HookThames Water, and how a regulator can fail
Thames Water serves 15 million people. It is the UK's largest water utility, privatised by the Thatcher government in 1989, and regulated by Ofwat under the RPI–X (later CPIH–X) price-cap formula. From 1989 to 2024, Thames Water paid out roughly £7bn in dividends to shareholders while accumulating £19bn in debt and reporting tens of thousands of sewage discharges into UK rivers and beaches.
The market failed: regulated monopolies have no incentive to invest beyond what the regulator forces, and every incentive to extract dividends. But the regulator also failed: Ofwat approved the dividend payouts, signed off on the borrowing, and missed the under-investment in capital infrastructure for two decades.
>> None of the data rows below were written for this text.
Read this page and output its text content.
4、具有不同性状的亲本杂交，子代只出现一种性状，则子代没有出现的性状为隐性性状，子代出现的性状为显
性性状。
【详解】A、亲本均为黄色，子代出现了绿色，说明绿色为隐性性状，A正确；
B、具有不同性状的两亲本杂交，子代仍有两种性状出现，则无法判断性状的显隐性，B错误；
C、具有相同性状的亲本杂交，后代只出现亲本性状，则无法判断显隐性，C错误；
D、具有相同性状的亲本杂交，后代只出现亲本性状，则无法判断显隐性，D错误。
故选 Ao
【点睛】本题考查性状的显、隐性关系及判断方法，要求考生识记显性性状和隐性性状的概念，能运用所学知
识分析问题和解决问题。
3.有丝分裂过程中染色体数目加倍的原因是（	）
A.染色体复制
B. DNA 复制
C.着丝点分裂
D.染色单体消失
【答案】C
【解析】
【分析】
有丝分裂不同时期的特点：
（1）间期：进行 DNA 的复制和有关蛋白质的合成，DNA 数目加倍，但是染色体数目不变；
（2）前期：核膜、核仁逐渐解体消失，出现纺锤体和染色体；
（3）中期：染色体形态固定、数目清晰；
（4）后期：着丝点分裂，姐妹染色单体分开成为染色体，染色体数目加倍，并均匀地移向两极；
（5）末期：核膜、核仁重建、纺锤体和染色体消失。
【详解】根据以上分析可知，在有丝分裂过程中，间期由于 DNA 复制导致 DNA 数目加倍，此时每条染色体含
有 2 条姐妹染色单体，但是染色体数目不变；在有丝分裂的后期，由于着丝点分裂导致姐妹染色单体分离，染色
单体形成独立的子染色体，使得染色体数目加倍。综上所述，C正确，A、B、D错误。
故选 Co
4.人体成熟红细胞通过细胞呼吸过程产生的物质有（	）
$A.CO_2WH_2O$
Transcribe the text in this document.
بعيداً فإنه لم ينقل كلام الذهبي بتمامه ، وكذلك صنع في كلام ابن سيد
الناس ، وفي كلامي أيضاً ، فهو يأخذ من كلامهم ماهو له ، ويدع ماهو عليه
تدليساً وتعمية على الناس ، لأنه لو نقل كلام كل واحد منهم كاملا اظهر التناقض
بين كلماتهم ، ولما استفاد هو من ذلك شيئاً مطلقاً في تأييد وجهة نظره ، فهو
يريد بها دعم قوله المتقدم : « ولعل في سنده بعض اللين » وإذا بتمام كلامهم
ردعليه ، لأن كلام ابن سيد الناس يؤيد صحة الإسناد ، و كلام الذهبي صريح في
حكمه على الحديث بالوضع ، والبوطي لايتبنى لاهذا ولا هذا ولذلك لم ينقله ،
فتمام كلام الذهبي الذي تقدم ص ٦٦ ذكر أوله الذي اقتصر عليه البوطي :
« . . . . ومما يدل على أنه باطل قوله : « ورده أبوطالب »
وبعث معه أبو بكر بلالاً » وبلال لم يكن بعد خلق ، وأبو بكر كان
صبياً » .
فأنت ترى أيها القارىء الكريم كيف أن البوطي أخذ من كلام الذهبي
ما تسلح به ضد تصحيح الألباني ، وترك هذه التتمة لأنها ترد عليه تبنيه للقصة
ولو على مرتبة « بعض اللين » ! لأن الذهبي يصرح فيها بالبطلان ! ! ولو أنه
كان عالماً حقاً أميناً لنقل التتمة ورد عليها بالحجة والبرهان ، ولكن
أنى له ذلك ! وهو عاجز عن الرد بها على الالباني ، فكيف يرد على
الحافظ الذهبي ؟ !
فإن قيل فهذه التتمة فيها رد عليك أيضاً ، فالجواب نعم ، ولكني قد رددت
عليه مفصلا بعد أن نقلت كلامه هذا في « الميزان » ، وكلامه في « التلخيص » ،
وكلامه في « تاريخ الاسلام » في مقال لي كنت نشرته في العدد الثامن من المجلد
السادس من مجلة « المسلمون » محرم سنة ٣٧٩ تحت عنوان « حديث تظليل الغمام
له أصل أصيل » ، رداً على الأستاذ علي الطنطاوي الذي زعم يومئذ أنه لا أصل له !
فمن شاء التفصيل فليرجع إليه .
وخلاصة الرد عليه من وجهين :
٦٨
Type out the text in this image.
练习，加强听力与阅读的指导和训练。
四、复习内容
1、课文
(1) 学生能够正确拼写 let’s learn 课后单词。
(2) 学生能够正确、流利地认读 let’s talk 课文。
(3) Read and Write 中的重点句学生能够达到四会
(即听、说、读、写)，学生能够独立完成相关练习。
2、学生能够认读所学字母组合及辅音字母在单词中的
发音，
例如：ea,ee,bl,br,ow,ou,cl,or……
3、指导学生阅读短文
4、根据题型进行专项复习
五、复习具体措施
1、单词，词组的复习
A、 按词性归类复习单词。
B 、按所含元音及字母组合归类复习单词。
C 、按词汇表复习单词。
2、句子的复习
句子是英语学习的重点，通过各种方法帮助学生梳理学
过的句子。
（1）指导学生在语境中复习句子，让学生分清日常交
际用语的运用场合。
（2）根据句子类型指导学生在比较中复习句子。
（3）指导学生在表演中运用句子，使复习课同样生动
The Edexcel B point is sharper than "markets fail and governments fix them". Sometimes governments fail at fixing markets, and the right intervention is to fix the regulator, not the firm.
ModelIntervention toolkit, and its limits
Government tools fall into a few categories: direct provision (NHS, state schools), regulation (Ofcom, Ofwat, Ofgem — rules that govern behaviour without directly setting prices), price controls (price caps, minimum prices, RPI–X), taxes and subsidies (Sugar Tax, EV grants), information provision (calorie labels, energy ratings), and nationalisation (full public ownership).
Each carries a risk of government failure: regulatory capture (the regulator starts thinking like the industry), unintended consequences (rent control reducing housing supply), information asymmetries on the regulator's side (Ofwat couldn't verify Thames Water's capex claims), political short-termism (governments under-investing in things that pay off after the next election), and distributional unfairness (interventions whose costs fall on different people than their benefits).
ExamWhat examiners want
Always assess intervention against two baselines: the market failure it's trying to correct (does it work?) and the new failure it might create (does it cost more than it solves?). "Better than the market" isn't the same as "good".
The evaluation move is to name the specific government-failure risk for the case. Sugar Tax: regressive, narrow base. Rent control: supply contraction. NLW: bite-dependent unemployment. Each one has a structural critique that an A* essay will engage with.